Il s’agit d’un objet appartenant aux collections publiques, donc un peu à chacun, et il est légitime de demander à en savoir davantage sur l’état exact de cette couronne et sur ce qu’il sera nécessaire de faire pour la restaurer. Comme l’explique Julien Lacaze, président de Sites & Monuments (voir cet article) : « il est important que l’état de la couronne d’Eugénie soit précisément connu (manques, enfoncements, etc.) afin qu’elle ne soit pas abusivement restaurée, chacun ayant intérêt à effacer les conséquences d’un cambriolage qui aurait dû ne jamais se produire ». C’est pourquoi l’association, le 30 octobre 2025, a demandé au Musée du Louvre « communication du rapport d’état nécessairement dressé après la tentative de vol de la couronne de l’impératrice Eugénie ».
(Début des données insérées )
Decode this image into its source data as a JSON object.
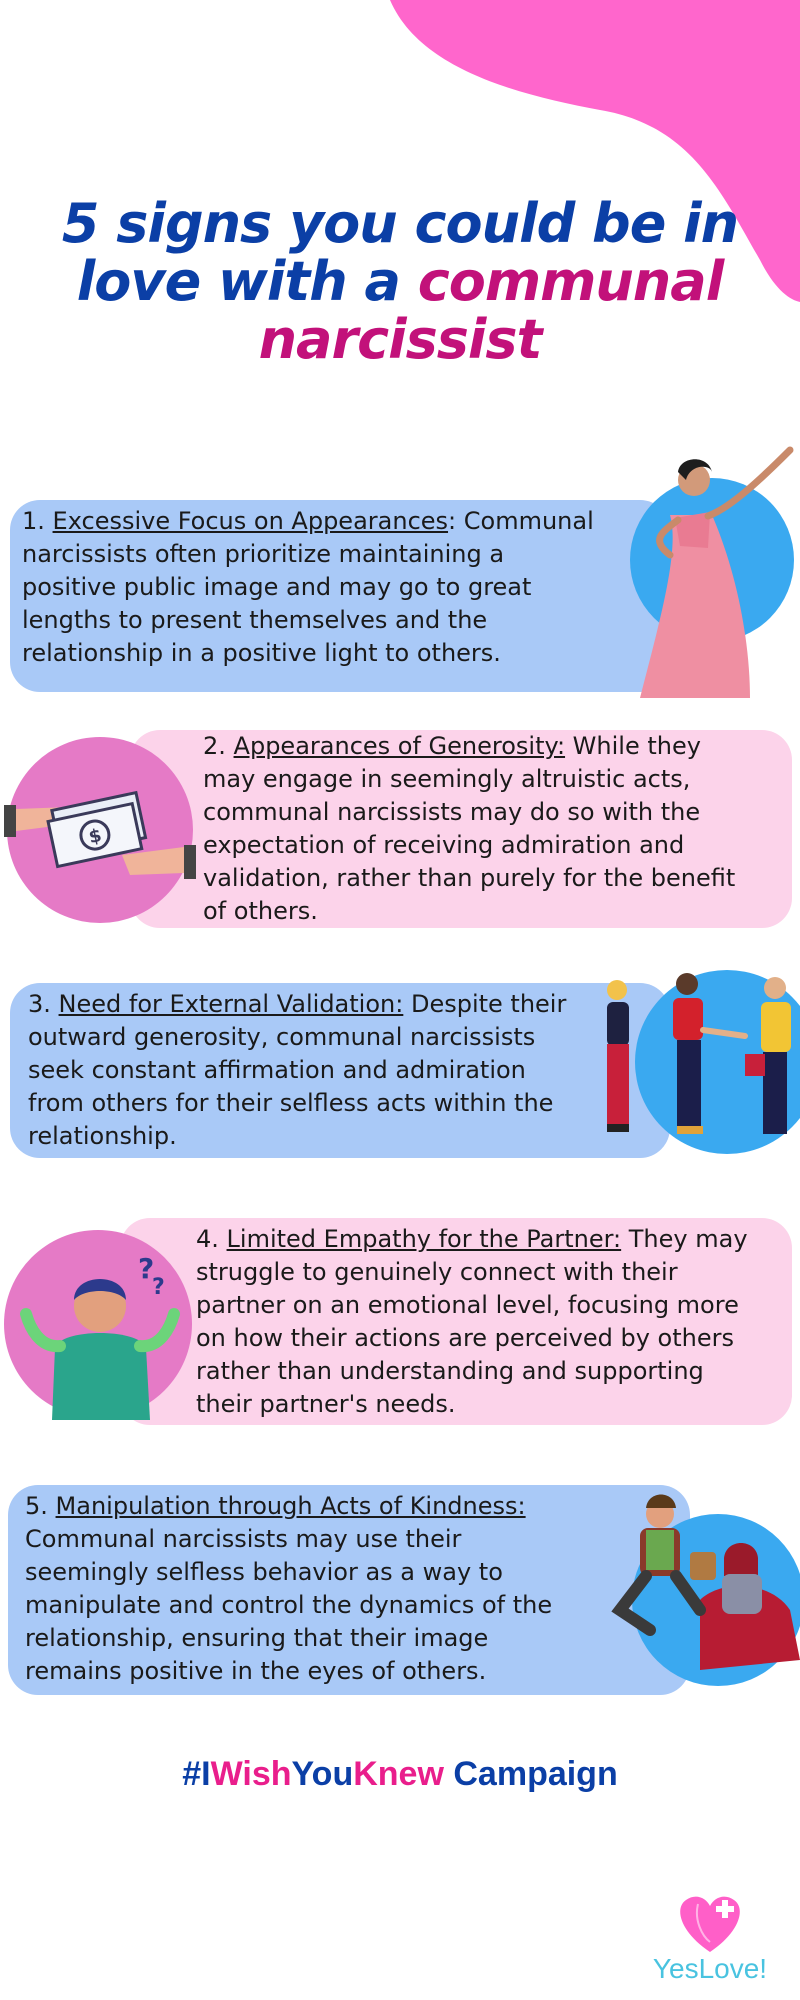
{
  "title": {
    "line1": "5 signs you could be in",
    "line2_plain": "love with a ",
    "line2_accent": "communal",
    "line3_accent": "narcissist"
  },
  "signs": [
    {
      "heading": "Excessive Focus on Appearances",
      "number": "1.",
      "lines": [
        ": Communal",
        "narcissists often prioritize maintaining a",
        "positive public image and may go to great",
        "lengths to present themselves and the",
        "relationship in a positive light to others."
      ],
      "illustration": "woman-in-pink-gown-illustration"
    },
    {
      "number": "2.",
      "heading": "Appearances of Generosity:",
      "lines": [
        " While they",
        "may engage in seemingly altruistic acts,",
        "communal narcissists may do so with the",
        "expectation of receiving admiration and",
        "validation, rather than purely for the benefit",
        "of others."
      ],
      "illustration": "hands-exchanging-money-illustration"
    },
    {
      "number": "3.",
      "heading": "Need for External Validation:",
      "lines": [
        " Despite their",
        "outward generosity, communal narcissists",
        "seek constant affirmation and admiration",
        "from others for their selfless acts within the",
        "relationship."
      ],
      "illustration": "people-applauding-illustration"
    },
    {
      "number": "4.",
      "heading": "Limited Empathy for the Partner:",
      "lines": [
        " They may",
        "struggle to genuinely connect with their",
        "partner on an emotional level, focusing more",
        "on how their actions are perceived by others",
        "rather than understanding and supporting",
        "their partner's needs."
      ],
      "illustration": "confused-man-illustration"
    },
    {
      "number": "5.",
      "heading": "Manipulation through Acts of Kindness:",
      "lines": [
        "",
        "Communal narcissists may use their",
        " seemingly selfless behavior as a way to",
        "manipulate and control the dynamics of the",
        "relationship, ensuring that their image",
        "remains positive in the eyes of others."
      ],
      "illustration": "man-giving-food-illustration"
    }
  ],
  "campaign": {
    "hash": "#I",
    "wish": "Wish",
    "you": "You",
    "knew": "Knew",
    "rest": " Campaign"
  },
  "logo": {
    "text": "YesLove!",
    "icon": "heart-cross-icon"
  },
  "colors": {
    "title_blue": "#0b3fa6",
    "title_magenta": "#c2117a",
    "blob_pink": "#ff66cc",
    "card_blue": "#a9c9f7",
    "card_pink": "#fcd3ea",
    "circle_blue": "#3aa9f0",
    "circle_pink": "#e57ac6",
    "campaign_pink": "#e91e8c",
    "logo_cyan": "#49c3e0"
  }
}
Manifestement, même cela semble classé « confidentiel défense » au Louvre, puisqu’elle n’a eu droit qu’à une absence de réponse du musée. Au bout d’un mois de silence, ce qui constitue ainsi un refus tacite de communication de ce document administratif (que la loi oblige pourtant à transmettre à tout demandeur), l’association a saisi la Commission d’accès aux documents administratifs (CADA) pour l’obtenir.

On ne dira jamais assez à quel point, particulièrement dans les domaines relevant du ministère de la Culture, l’absence de réponses aux demandes légitimes de documents administratifs porte un frein à l’information légitime du public. Non seulement il faut passer par la CADA, ce qui occasionne de longs délais mais, dans bien des cas, lorsque la réponse de celle-ci est positive, l’administration persiste dans son refus, obligeant dans un premier temps à porter l’affaire devant le Tribunal administratif, et parfois même devant le Conseil d’état, ce qui entraîne un coût prohibitif. La loi qui s’applique au simple citoyen, n’est manifestement plus la même dès qu’il s’agit du ministère de la Culture.
Ajoutons que certains - parfois aimablement, parfois avec une bêtise confondante - ont, sur X, affirmé avec plus ou moins de certitude que ce rapport d’état était couvert par le secret de l’instruction, ce qui, si l’on y réfléchit, ne tient pas une seconde. Nous avons donc interrogé le Parquet de Paris qui nous a répondu que : « l’objet volé [ayant] été restitué. Il n’est désormais plus un scellé dans la procédure », nous renvoyant au Louvre pour obtenir plus d’informations…

Voici une nouvelle preuve que la présidente-directrice du Louvre, qui veut ainsi cacher des éléments qu’elle devrait communiquer, n’a vraiment plus sa place à la tête de ce musée. Pourtant, alors que commence l’année 2026, elle demeure encore à son poste, poursuivant ainsi le projet « Nouvelle Renaissance » dont nous avons démontré qu’il est en grande partie la raison de la situation actuelle.